- Born: August 10, 1887 Bishop's House, Colpetty, Colonial Ceylon
- Died: March 26, 1960 (aged 72)
- Education: Haileybury and Imperial Service College
- Occupations: Tea-broker, military officer, politician
- Employer(s): Forbes and Walker Ltd
- Spouse: Gladys Irene née Copland Mackie (m. 1919)
- Parents: James Forbes; Caroline née Delmege;
- Relatives: Charles Morton Forbes (brother)
- Awards: Commander of the Order of the British Empire (CBE)

= Oswald Boyd Forbes =

Ceylonese teabroker, military officer, and politician

Colonel Oswald Boyd Forbes (10 August 1887 – 26 March 1960) was a tea-broker, military officer and politician in Colonial Ceylon.

==Early life and education==
Oswald Boyd Forbes was born 10 August 1887 at Bishop's House, Colpetty, the third son of James Forbes (1851 - 1939) and Caroline née Delmege. His older brother, Charles Morton, was a Royal Navy officer, achieving the rank of Admiral of the Fleet in 1940.
Oswald received his education at Haileybury College between 1901 and 1906.

==Career==
In 1909 he joined his father's firm, Forbes and Walker Ltd (a merchant brokerage house), after business training in an accountants' office and in the Hong Kong Bank in London. Forbes was a member of the Ceylon Chamber of Commerce and served as its president in 1948. In 1923 he was made a partner in Forbes and Walker remaining with the company until his retirement as senior partner in 1946.

Forbes served as the inaugural Secretary of the Ceylon Cricket Association following its formation in 1922, later serving as the Association's president in 1928.

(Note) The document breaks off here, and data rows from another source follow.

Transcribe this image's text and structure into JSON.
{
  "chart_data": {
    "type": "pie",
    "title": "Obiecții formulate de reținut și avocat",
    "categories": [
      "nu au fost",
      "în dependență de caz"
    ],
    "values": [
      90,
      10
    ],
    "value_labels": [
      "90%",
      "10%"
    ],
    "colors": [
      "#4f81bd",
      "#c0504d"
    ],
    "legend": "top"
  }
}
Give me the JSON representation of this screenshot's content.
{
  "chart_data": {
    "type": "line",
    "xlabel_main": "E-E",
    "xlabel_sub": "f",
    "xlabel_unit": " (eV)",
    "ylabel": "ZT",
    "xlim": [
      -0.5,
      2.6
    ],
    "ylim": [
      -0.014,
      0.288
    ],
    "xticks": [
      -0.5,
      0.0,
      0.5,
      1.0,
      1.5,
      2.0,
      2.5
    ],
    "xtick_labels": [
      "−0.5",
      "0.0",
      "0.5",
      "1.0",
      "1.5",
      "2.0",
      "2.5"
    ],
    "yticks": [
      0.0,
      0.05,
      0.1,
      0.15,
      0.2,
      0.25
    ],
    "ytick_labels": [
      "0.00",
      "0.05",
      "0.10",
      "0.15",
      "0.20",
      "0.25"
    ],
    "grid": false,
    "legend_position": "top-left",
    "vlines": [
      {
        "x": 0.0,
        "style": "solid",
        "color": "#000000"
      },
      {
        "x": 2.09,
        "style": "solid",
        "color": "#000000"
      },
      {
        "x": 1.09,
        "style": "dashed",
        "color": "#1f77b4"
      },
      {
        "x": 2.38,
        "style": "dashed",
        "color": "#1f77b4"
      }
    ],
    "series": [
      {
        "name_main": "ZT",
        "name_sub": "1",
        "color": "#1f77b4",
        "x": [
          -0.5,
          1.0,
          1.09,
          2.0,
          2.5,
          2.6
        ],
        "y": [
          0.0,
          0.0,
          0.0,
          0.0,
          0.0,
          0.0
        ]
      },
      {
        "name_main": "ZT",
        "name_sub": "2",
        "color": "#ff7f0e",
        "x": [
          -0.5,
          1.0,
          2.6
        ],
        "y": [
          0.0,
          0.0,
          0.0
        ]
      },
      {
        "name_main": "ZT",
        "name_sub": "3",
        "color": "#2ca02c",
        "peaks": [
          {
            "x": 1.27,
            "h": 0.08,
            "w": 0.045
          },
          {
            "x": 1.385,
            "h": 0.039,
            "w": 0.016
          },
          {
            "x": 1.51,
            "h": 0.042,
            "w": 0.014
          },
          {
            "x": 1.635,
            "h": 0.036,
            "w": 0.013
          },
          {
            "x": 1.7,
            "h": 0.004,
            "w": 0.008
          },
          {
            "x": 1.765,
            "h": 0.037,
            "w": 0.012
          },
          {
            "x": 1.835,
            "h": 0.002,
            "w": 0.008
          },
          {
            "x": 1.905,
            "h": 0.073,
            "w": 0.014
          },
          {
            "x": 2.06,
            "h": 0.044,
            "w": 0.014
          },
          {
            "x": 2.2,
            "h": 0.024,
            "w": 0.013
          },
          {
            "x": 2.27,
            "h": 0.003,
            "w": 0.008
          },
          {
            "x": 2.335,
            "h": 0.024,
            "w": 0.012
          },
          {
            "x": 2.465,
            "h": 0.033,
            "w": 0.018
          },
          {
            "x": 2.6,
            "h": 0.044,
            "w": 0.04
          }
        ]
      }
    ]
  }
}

In 1957 he was appointed as a member of the Parliament of Ceylon, replacing Reginald Percy Gaddum.

==Military service==
He was a member of the Ceylon Defence Force and served as the commanding officer of the Ceylon Garrison Artillery. In 1937 Forbes attended the Coronation of King George VI, as one of the official representatives of the Ceylon Defence Force, for which he received the Coronation Medal.

==Family==
Forbes married Gladys Irene née Copland Mackie on 19 November 1919 at the Church of St. John the Evangelist, Edinburgh.

==Honours==
He was appointed Commander of the British Empire in 1941.